Ao almoço, decidi contar-lhes toda a verdade:
— Mãe… pai… Eu não vim só para vos ver. Quero pedir-vos perdão por tudo o que fiz e disse naquele dia. Quero que conheçam a Leonor. Quero que façam parte da nossa vida.
O meu pai olhou-me nos olhos:
— O passado não se apaga, Mariana. Mas podemos construir um novo futuro.
A minha mãe chorava em silêncio, agarrada à minha mão como se tivesse medo de me perder outra vez.
Os dias seguintes foram feitos de pequenos gestos: cozinhar juntos, passear pelas vinhas, rir das histórias antigas… Mas nem tudo foi fácil. O ressentimento ainda pairava no ar. Uma noite ouvi os meus pais discutirem baixinho na cozinha:
— Achas mesmo que ela mudou? — perguntava o meu pai.
— Ela precisa de nós tanto como nós precisamos dela — respondia a minha mãe.
Senti-me culpada por ter causado tanta dor. Quis fugir outra vez, mas lembrei-me da Leonor e do motivo pelo qual ali estava.
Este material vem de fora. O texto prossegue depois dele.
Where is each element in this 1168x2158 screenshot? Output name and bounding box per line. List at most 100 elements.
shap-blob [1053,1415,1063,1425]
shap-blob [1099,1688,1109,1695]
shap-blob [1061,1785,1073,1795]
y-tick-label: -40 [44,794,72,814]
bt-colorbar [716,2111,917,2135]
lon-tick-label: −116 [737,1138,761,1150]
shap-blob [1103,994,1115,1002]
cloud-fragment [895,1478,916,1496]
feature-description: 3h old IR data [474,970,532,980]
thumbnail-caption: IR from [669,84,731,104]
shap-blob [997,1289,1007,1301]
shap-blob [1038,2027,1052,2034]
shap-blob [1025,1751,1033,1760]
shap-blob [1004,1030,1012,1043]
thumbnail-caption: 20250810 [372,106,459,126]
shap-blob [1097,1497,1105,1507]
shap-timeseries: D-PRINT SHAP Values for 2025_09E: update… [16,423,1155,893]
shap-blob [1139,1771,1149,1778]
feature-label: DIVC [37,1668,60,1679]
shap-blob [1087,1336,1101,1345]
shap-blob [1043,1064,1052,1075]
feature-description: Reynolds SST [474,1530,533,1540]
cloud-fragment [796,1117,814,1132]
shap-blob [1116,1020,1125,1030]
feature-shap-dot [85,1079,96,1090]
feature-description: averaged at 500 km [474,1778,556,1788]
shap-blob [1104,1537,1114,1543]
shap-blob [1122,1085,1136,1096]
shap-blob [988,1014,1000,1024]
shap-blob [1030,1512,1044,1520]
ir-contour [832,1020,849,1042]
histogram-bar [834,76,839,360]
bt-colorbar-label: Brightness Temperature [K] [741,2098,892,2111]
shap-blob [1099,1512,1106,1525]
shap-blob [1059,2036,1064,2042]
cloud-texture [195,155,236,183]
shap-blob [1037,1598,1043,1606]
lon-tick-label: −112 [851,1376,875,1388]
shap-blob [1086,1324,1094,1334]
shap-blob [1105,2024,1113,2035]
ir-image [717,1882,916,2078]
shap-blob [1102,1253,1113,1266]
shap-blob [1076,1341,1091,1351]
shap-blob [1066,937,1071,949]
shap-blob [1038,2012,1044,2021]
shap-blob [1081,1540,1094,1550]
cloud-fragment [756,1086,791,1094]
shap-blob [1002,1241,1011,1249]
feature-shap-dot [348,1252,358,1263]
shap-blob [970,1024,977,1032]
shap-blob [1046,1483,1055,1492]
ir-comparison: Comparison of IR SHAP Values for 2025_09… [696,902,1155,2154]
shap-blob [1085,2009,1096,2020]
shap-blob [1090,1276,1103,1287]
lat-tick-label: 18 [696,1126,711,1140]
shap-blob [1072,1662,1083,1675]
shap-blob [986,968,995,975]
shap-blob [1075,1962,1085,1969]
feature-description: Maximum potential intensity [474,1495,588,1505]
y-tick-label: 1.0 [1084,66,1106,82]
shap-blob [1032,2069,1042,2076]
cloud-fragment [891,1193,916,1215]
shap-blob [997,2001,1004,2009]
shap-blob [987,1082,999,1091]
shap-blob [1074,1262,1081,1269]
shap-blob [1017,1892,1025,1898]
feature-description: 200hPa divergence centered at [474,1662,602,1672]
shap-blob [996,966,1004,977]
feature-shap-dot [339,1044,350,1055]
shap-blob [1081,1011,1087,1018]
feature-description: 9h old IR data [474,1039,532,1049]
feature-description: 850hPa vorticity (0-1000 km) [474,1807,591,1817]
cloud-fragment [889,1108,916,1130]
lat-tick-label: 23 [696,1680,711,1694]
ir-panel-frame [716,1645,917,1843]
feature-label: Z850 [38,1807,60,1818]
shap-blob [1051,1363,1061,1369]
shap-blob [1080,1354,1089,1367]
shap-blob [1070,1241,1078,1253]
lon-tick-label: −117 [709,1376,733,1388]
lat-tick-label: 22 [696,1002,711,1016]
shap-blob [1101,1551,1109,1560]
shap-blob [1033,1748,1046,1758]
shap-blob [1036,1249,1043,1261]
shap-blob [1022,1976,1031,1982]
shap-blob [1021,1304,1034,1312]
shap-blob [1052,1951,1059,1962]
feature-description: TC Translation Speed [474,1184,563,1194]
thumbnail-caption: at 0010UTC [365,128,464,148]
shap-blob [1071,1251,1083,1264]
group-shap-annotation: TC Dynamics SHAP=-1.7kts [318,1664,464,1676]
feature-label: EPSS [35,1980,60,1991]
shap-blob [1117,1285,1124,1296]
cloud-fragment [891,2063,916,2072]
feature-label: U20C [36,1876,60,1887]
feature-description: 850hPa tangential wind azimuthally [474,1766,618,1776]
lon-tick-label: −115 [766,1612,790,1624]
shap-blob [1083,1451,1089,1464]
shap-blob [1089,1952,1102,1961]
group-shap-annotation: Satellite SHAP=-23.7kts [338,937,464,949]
No último dia antes de regressar a Lisboa para buscar a minha filha, sentei-me com os meus pais à mesa da cozinha.
— Quero trazer a Leonor cá no próximo fim-de-semana — anunciei. — Quero que ela conheça os avós.
O rosto da minha mãe iluminou-se com um sorriso tímido. O meu pai assentiu em silêncio.
Quando voltei com Leonor nos braços, vi nos olhos dos meus pais uma alegria que há muito não via. A minha filha correu para eles sem medo e abraçou-os como se sempre os tivesse conhecido.
Nesse momento percebi que o perdão é um caminho longo e difícil, mas possível quando há amor verdadeiro.
Agora escrevo esta história sentada no jardim da casa onde cresci, vendo Leonor brincar entre as flores que plantei em criança. Penso em tudo o que perdi e em tudo o que ainda posso recuperar.
Será que algum dia conseguiremos realmente perdoar quem amamos? Ou será que vivemos sempre entre o passado e o futuro, tentando encontrar paz no presente? Gostava de saber como vocês lidam com as vossas próprias feridas familiares…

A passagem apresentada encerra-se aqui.